Пока советские антропологи размышляли о роли расоведения в освещении генезиса национальностей и наций, советские этнографы думали о связях между национальным самосознанием, культурой и происхождением. Эксперты отмечали, что в настоящий момент люди, составляющие национальность или нацию, объединены рядом признаков, включая национальное самосознание. Но сами по себе национальности и нации – результат долгой социально-исторической эволюции, происходившей по «закону стадиальности»[1005]

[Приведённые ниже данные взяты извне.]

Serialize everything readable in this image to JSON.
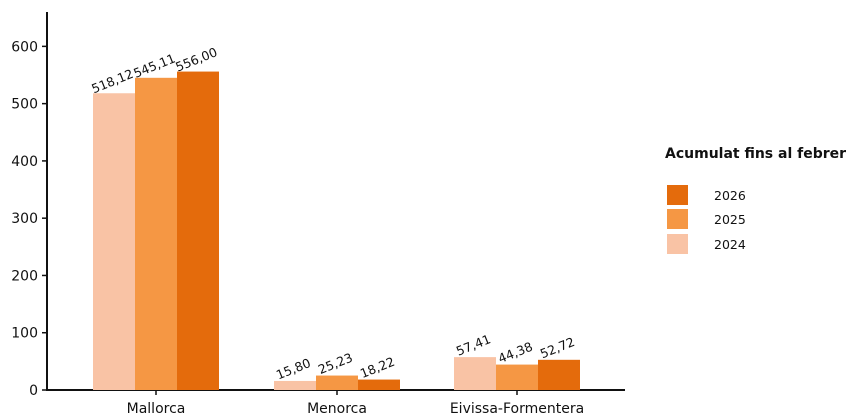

. В статье 1934 года в журнале «Революция и национальности» объяснялись в этих социально-исторических терминах основные атрибуты нации, национальности и народности. Как писал автор статьи, термин «нация» относится к государствообразующему народу со своей собственной территорией «и с другими государственными атрибутами», включая общий язык, хозяйственную жизнь и культуру, которые нация «получила в течение целого исторического процесса развития». Термин «национальность» относится к народу, имеющему национальное самосознание, но еще не приобретшему остальные главные атрибуты нации: общность территории, языка, хозяйственной жизни и культуры. Термин «народность» обозначает народ со своими национальными особенностями независимо от наличия национального самосознания[1006]. К 1934 году эмпирическое подтверждение того положения, что процесс социально-исторической эволюции при советской власти продолжается и ускоряется – что народности сливаются в национальности, а национальности в советские нации, – уже стало важным инструментом демонстрации успехов революции[1007].Хотя советские руководители продолжали настаивать, что когда-нибудь в будущем (после победы социализма в мировом масштабе) национальные различия поблекнут и нации сольются, существовало общее мнение, что до того – на протяжении «длительного переходного периода» – советские нации с отдельными национальными культурами будут развиваться и процветать[1008]
. С 1936 года в Государственном этнографическом музее начали обсуждать планы новой постоянной экспозиции под названием «СССР – братский союз народов», в которой прослеживалась бы эволюция всех советских национальностей и наций согласно марксистской шкале и демонстрировался бы «расцвет» их национальных культур и хозяйств в условиях социалистического строительства[1009]. Важно, что в эти годы Государственный этнографический музей в сотрудничестве с другими учреждениями культуры стремился осветить эволюцию русских и создание советской русской национальной культуры. Советские руководители и эксперты первоначально характеризовали русских, государствообразующий народ бывшей Российской империи, как «великодержавных шовинистов». В середине 1930‐х годов советский режим объявил, что национальное угнетение на территории СССР почти уничтожено и у всех братских народов развиваются их национальные культуры. В этих новых условиях, после «великого перелома», было бы анахронизмом по-прежнему считать русских «угнетающей нацией», и это играло бы на руку нацистской теории, что нации обладают сущностными признаками.На таком фоне режим и его эксперты старались показать, что русский народ, как и другие народы СССР, развивался по стадиям марксистской шкалы и принял свою современную форму под эгидой советской власти. Этому были посвящены новые книги советских историков и этнографов, где они рассказывали о переходе от великорусского прошлого к советско-русскому настоящему[1010]
. Новый исторический нарратив не прославлял имперского русского прошлого и не означал «отступления» от сталинской революции[1011]. Он признавал и достижения, и злодеяния царистского государства. Но в первую очередь он прославлял русский пролетариат – самую «прогрессивную» часть бывшей «угнетающей нации», ту часть, что служила авангардом революции и стала ядром новой советской русской нации. Отмечалось, что национальная культура последней значительно отличается от традиционной русской национальной культуры, которая во многом основывалась на русском православии и культуре крестьян[1012]. Авторы музейных экспозиций и исторических текстов, прославлявших советскую русскую нацию как «первую среди равных», ссылались не на национальное прошлое русских и не на их врожденные качества, а на «историческую роль» русского пролетариата.